While Julia Bright Phillips sits behind bars, charged with murder in the slaying of her longtime boyfriend and prominent lawyer Melvin Roberts, area attorneys must decide who will prosecute and defend her.
Phillips, 66, first appeared in court late Tuesday at the Moss Justice Center before York city Judge William Moody, but officials aren't sure when her next hearing will be. She needs an attorney to ask for a bond hearing, and most area attorneys had at least a professional relationship with the man she's accused of killing.
Roberts spent 55 years in area courtrooms, working alongside defense attorneys, against prosecutors and arguing in front of Circuit Court judges. Many colleagues spoke out as being shocked and saddened by his killing - and now his alleged killer could be tried in the same courtrooms where Roberts worked.
But conflict of interest - in actuality or perception - could cause the 16th Circuit solicitor's or public defender's offices to hand the case off to someone else, but neither had made that decision public Wednesday.

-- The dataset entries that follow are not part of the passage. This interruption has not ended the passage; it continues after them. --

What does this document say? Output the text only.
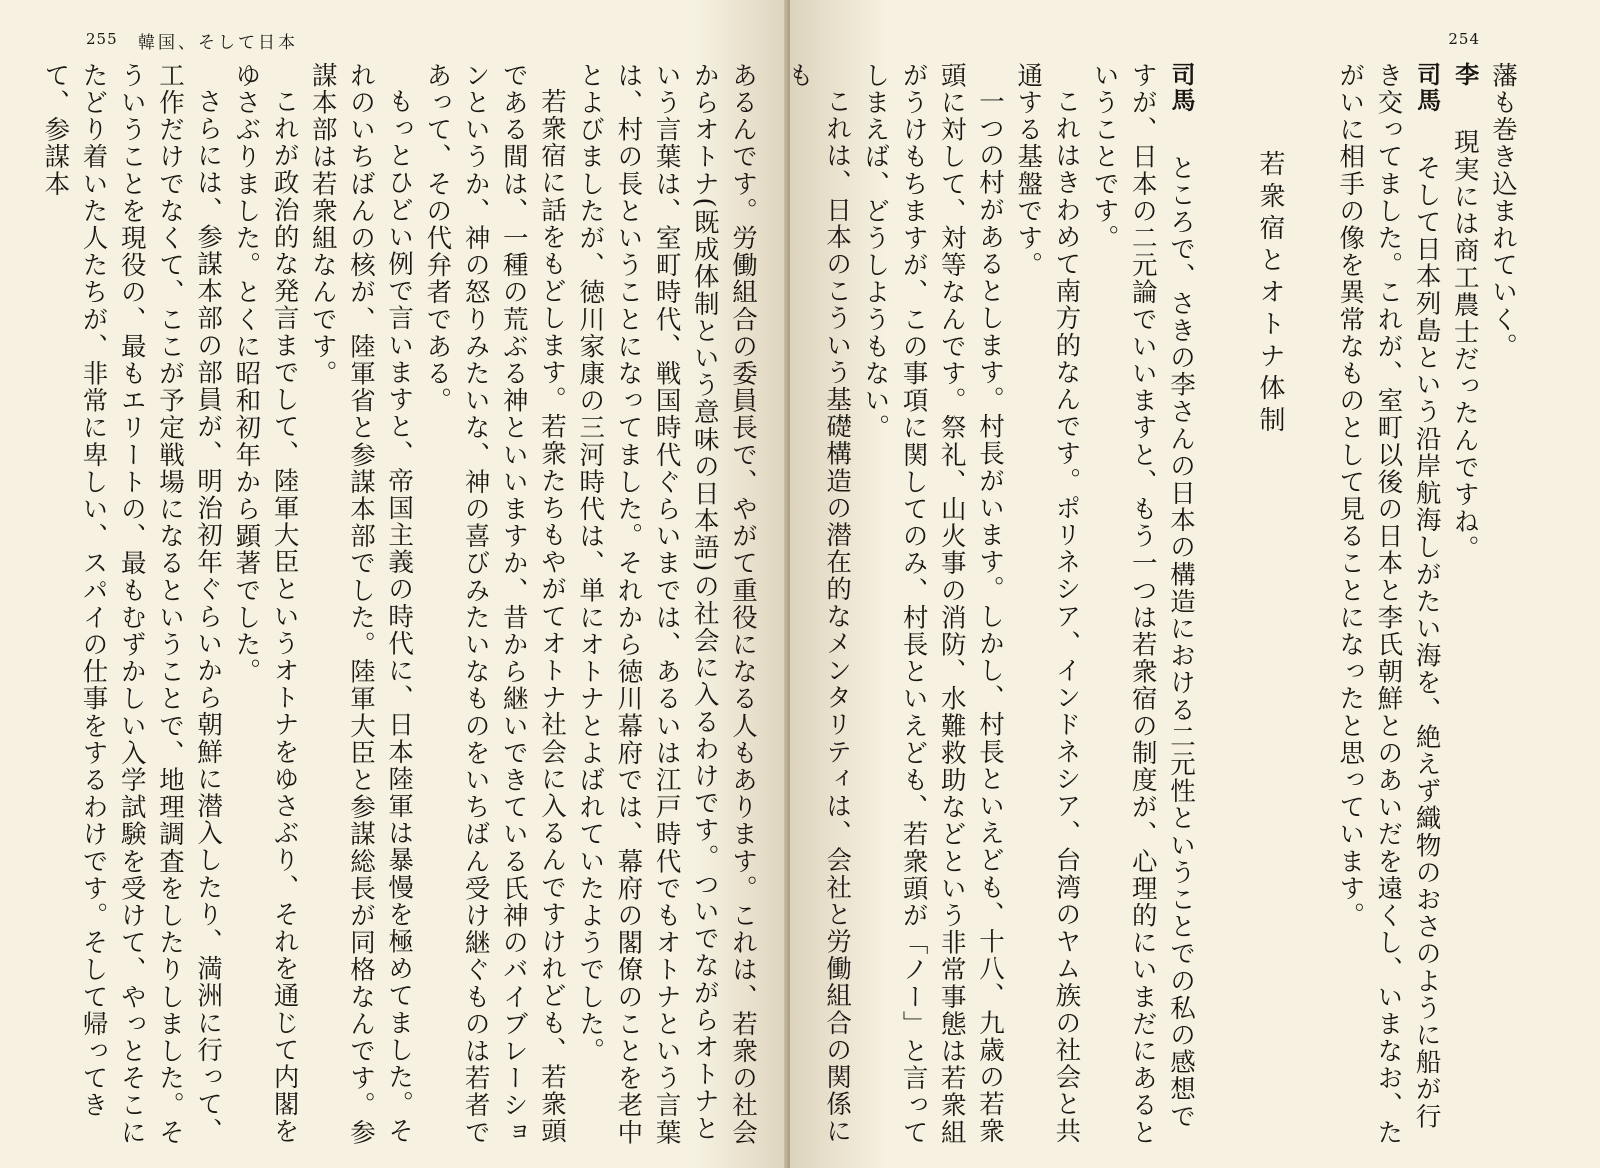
255 韓国、そして日本

あるんです。労働組合の委員長で、やがて重役になる人もあります。これは、若衆の社会からオトナ(既成体制という意味の日本語)の社会に入るわけです。ついでながらオトナという言葉は、室町時代、戦国時代ぐらいまでは、あるいは江戸時代でもオトナという言葉は、村の長ということになってました。それから徳川幕府では、幕府の閣僚のことを老中とよびましたが、徳川家康の三河時代は、単にオトナとよばれていたようでした。

若衆宿に話をもどします。若衆たちもやがてオトナ社会に入るんですけれども、若衆頭である間は、一種の荒ぶる神といいますか、昔から継いできている氏神のバイブレーションというか、神の怒りみたいな、神の喜びみたいなものをいちばん受け継ぐものは若者であって、その代弁者である。

もっとひどい例で言いますと、帝国主義の時代に、日本陸軍は暴慢を極めてました。それのいちばんの核が、陸軍省と参謀本部でした。陸軍大臣と参謀総長が同格なんです。参謀本部は若衆組なんです。

これが政治的な発言までして、陸軍大臣というオトナをゆさぶり、それを通じて内閣をゆさぶりました。とくに昭和初年から顕著でした。

さらには、参謀本部の部員が、明治初年ぐらいから朝鮮に潜入したり、満洲に行って、工作だけでなくて、ここが予定戦場になるということで、地理調査をしたりしました。そういうことを現役の、最もエリートの、最もむずかしい入学試験を受けて、やっとそこにたどり着いた人たちが、非常に卑しい、スパイの仕事をするわけです。そして帰ってきて、参謀本

254

藩も巻き込まれていく。

李　現実には商工農士だったんですね。

司馬　そして日本列島という沿岸航海しがたい海を、絶えず織物のおさのように船が行き交ってました。これが、室町以後の日本と李氏朝鮮とのあいだを遠くし、いまなお、たがいに相手の像を異常なものとして見ることになったと思っています。

若衆宿とオトナ体制

司馬　ところで、さきの李さんの日本の構造における二元性ということでの私の感想ですが、日本の二元論でいいますと、もう一つは若衆宿の制度が、心理的にいまだにあるということです。

これはきわめて南方的なんです。ポリネシア、インドネシア、台湾のヤム族の社会と共通する基盤です。

一つの村があるとします。村長がいます。しかし、村長といえども、十八、九歳の若衆頭に対して、対等なんです。祭礼、山火事の消防、水難救助などという非常事態は若衆組がうけもちますが、この事項に関してのみ、村長といえども、若衆頭が「ノー」と言ってしまえば、どうしようもない。

これは、日本のこういう基礎構造の潜在的なメンタリティは、会社と労働組合の関係にも
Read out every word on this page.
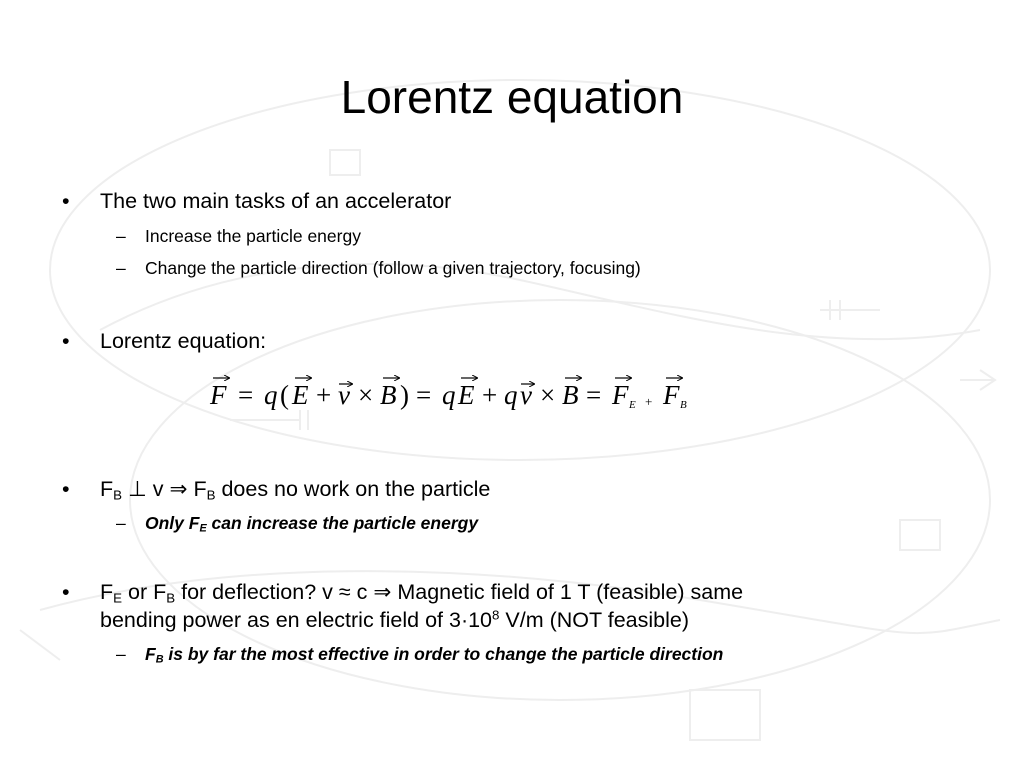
Lorentz equation
• The two main tasks of an accelerator
– Increase the particle energy
– Change the particle direction (follow a given trajectory, focusing)
• Lorentz equation:
F = q ( E + v × B ) = q E + q v × B = F E + F B
• $F_B$ ⊥ v ⇒ $F_B$ does no work on the particle
– Only $F_E$ can increase the particle energy
• $F_E$ or $F_B$ for deflection? v ≈ c ⇒ Magnetic field of 1 T (feasible) same
bending power as en electric field of $3\cdot 10^8$ V/m (NOT feasible)
– $F_B$ is by far the most effective in order to change the particle direction
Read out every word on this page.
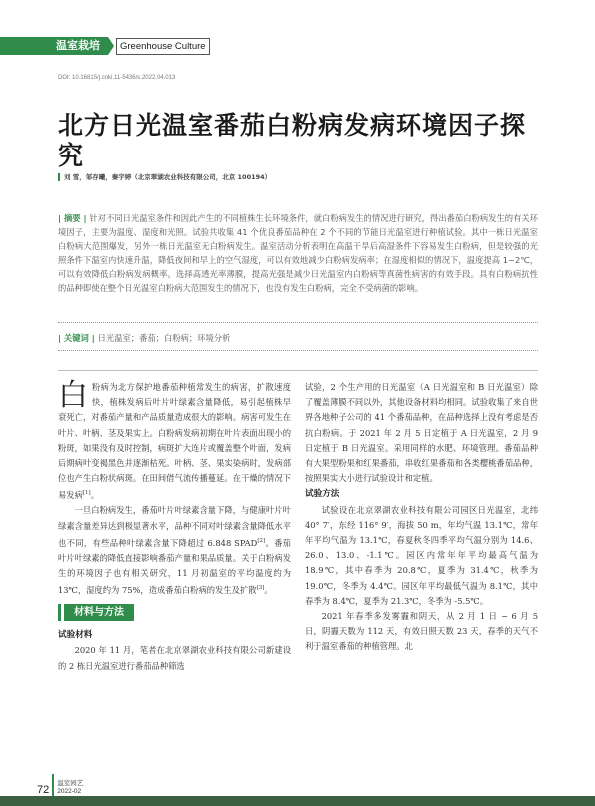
温室栽培	Greenhouse Culture
DOI: 10.16815/j.cnki.11-5436/s.2022.04.013
北方日光温室番茄白粉病发病环境因子探究
刘 雪，邹存曦，秦宇婷（北京翠湖农业科技有限公司，北京 100194）

| 摘要 | 针对不同日光温室条件和因此产生的不同植株生长环境条件，就白粉病发生的情况进行研究，得出番茄白粉病发生的有关环境因子，主要为温度、湿度和光照。试验共收集 41 个优良番茄品种在 2 个不同的节能日光温室进行种植试验。其中一栋日光温室白粉病大范围爆发，另外一栋日光温室无白粉病发生。温室活动分析表明在高温干旱后高湿条件下容易发生白粉病，但是较强的光照条件下温室内快速升温，降低夜间和早上的空气湿度，可以有效地减少白粉病发病率；在湿度相似的情况下，温度提高 1~2℃，可以有效降低白粉病发病概率。选择高透光率薄膜，提高光强是减少日光温室内白粉病等真菌性病害的有效手段。具有白粉病抗性的品种即使在整个日光温室白粉病大范围发生的情况下，也没有发生白粉病，完全不受病菌的影响。

| 关键词 | 日光温室；番茄；白粉病；环境分析

白粉病为北方保护地番茄种植常发生的病害，扩散速度快，植株发病后叶片叶绿素含量降低，易引起植株早衰死亡，对番茄产量和产品质量造成很大的影响。病害可发生在叶片、叶柄、茎及果实上。白粉病发病初期在叶片表面出现小的粉斑，如果没有及时控制，病斑扩大连片或覆盖整个叶面，发病后期病叶变褐黑色并逐渐枯死。叶柄、茎、果实染病时，发病部位也产生白粉状病斑。在田间借气流传播蔓延。在干燥的情况下易发病[1]。

一旦白粉病发生，番茄叶片叶绿素含量下降，与健康叶片叶绿素含量差异达到极显著水平，品种不同对叶绿素含量降低水平也不同，有些品种叶绿素含量下降超过 6.848 SPAD[2]。番茄叶片叶绿素的降低直接影响番茄产量和果品质量。关于白粉病发生的环境因子也有相关研究，11 月初温室的平均温度约为 13℃，湿度约为 75%，造成番茄白粉病的发生及扩散[3]。

材料与方法
试验材料

2020 年 11 月，笔者在北京翠湖农业科技有限公司新建设的 2 栋日光温室进行番茄品种筛选

试验，2 个生产用的日光温室（A 日光温室和 B 日光温室）除了覆盖薄膜不同以外，其他设备材料均相同。试验收集了来自世界各地种子公司的 41 个番茄品种，在品种选择上没有考虑是否抗白粉病。于 2021 年 2 月 5 日定植于 A 日光温室，2 月 9 日定植于 B 日光温室。采用同样的水肥、环境管理。番茄品种有大果型粉果和红果番茄，串收红果番茄和各类樱桃番茄品种，按照果实大小进行试验设计和定植。

试验方法

试验设在北京翠湖农业科技有限公司园区日光温室，北纬 40° 7′，东经 116° 9′，海拔 50 m，年均气温 13.1℃，常年年平均气温为 13.1℃，春夏秋冬四季平均气温分别为 14.6、26.0、13.0、-1.1℃。园区内常年年平均最高气温为 18.9℃，其中春季为 20.8℃，夏季为 31.4℃，秋季为 19.0℃，冬季为 4.4℃。园区年平均最低气温为 8.1℃，其中春季为 8.4℃，夏季为 21.3℃，冬季为 -5.5℃。

2021 年春季多发雾霾和阴天，从 2 月 1 日 ~ 6 月 5 日，阴霾天数为 112 天，有效日照天数 23 天，春季的天气不利于温室番茄的种植管理。北

72
温室园艺
2022-02
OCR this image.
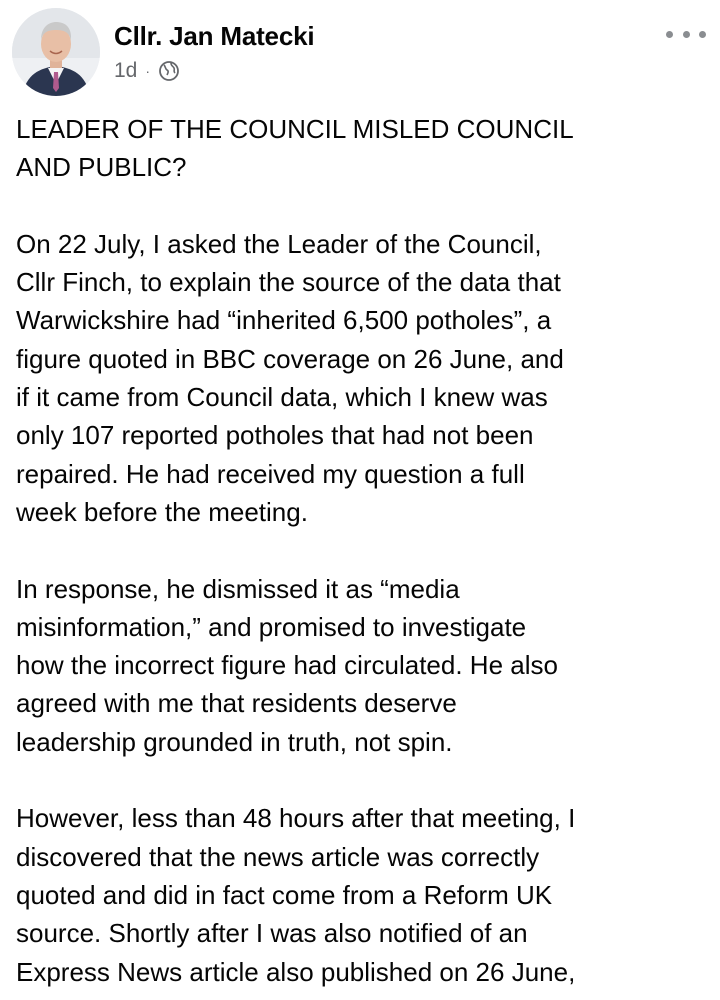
Cllr. Jan Matecki
1d ·

LEADER OF THE COUNCIL MISLED COUNCIL
AND PUBLIC?

On 22 July, I asked the Leader of the Council,
Cllr Finch, to explain the source of the data that
Warwickshire had “inherited 6,500 potholes”, a
figure quoted in BBC coverage on 26 June, and
if it came from Council data, which I knew was
only 107 reported potholes that had not been
repaired. He had received my question a full
week before the meeting.

In response, he dismissed it as “media
misinformation,” and promised to investigate
how the incorrect figure had circulated. He also
agreed with me that residents deserve
leadership grounded in truth, not spin.

However, less than 48 hours after that meeting, I
discovered that the news article was correctly
quoted and did in fact come from a Reform UK
source. Shortly after I was also notified of an
Express News article also published on 26 June,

Phillips was arrested Tuesday in Gaffney after police said her story about the Feb. 4 killing of Roberts didn't match the evidence. In a court hearing that evening, she asked for a public defender, according to the York County Clerk of Court Office. Only Circuit Court judges can set bond in murder cases, so Phillips has not yet had a bond hearing.
Solicitor Kevin Brackett of the 16th Circuit said a bond hearing won't happen until after Phillips has an attorney. Chief Public Defender Harry Dest, who was assigned to represent Phillips, declined to comment.
It's not just an attorney Phillips is waiting on. Brackett, who knew Roberts for 20 years, said he hasn't decided if his office will handle her prosecution.
"Everyone in the justice system here knew Melvin Roberts," Brackett said.
Before deciding to hand off the case to be prosecuted by another solicitor's office or the state's attorney general's office, Brackett said he will consult all the appropriate parties.
Waiting on this decision shouldn’t hold up the case, he said. Phillips’ initial court appearance is scheduled for late June and a preliminary hearing – if she wants one – will be after that.
It's fairly uncommon for another solicitor's office to take over a case, said Daniel Shearouse, clerk of court for the Supreme Court of South Carolina, but it does happen. Last month, the solicitor and defender's office for York County went to Lancaster County to handle a case involving arson to that county's courthouse and 6th Circuit solicitor's office.
David Hamilton, clerk of court for York County, said conflicts can arise from just about any party involved in a case, except the clerk's office.
"We are neutral," he said. "It doesn't matter if I know the victim or accused. Paperwork is paperwork. We clock it and file it."
Kenneth Gaines, professor of law at the University of South Carolina, said in situations where all sides know the victim it might best to avoid the appearance of conflict and change the venue - and have a prosecutor, defense attorney and judge from another circuit.
"The defendant and the victim are entitled to justice," Gaines said. "You don't want it to look like it was unfair to the defendant or the victim."
When there's the appearance of a conflict, he said, there's ample support under ethical rules to have another jurisdiction handle the case.
If the public defender's office chooses not to represent Phillips, Hamilton said, one of two things could happen: Another circuit defender could be called to represent Phillips, or a private attorney could be appointed.
But a Circuit Court judge would still be needed to preside over the case. Judge Lee Alford of the 16th Circuit worked as an associate with Roberts for almost six years during the 1970s right after Alford finished law school. Because of that, he could choose to recuse himself from handling any hearings related to the case.
York County has one other Circuit Court judge, John Hayes. If there are conflicts with both judges, Hamilton said, another Circuit Court judge could come to hear the case or the defendant could go to another county.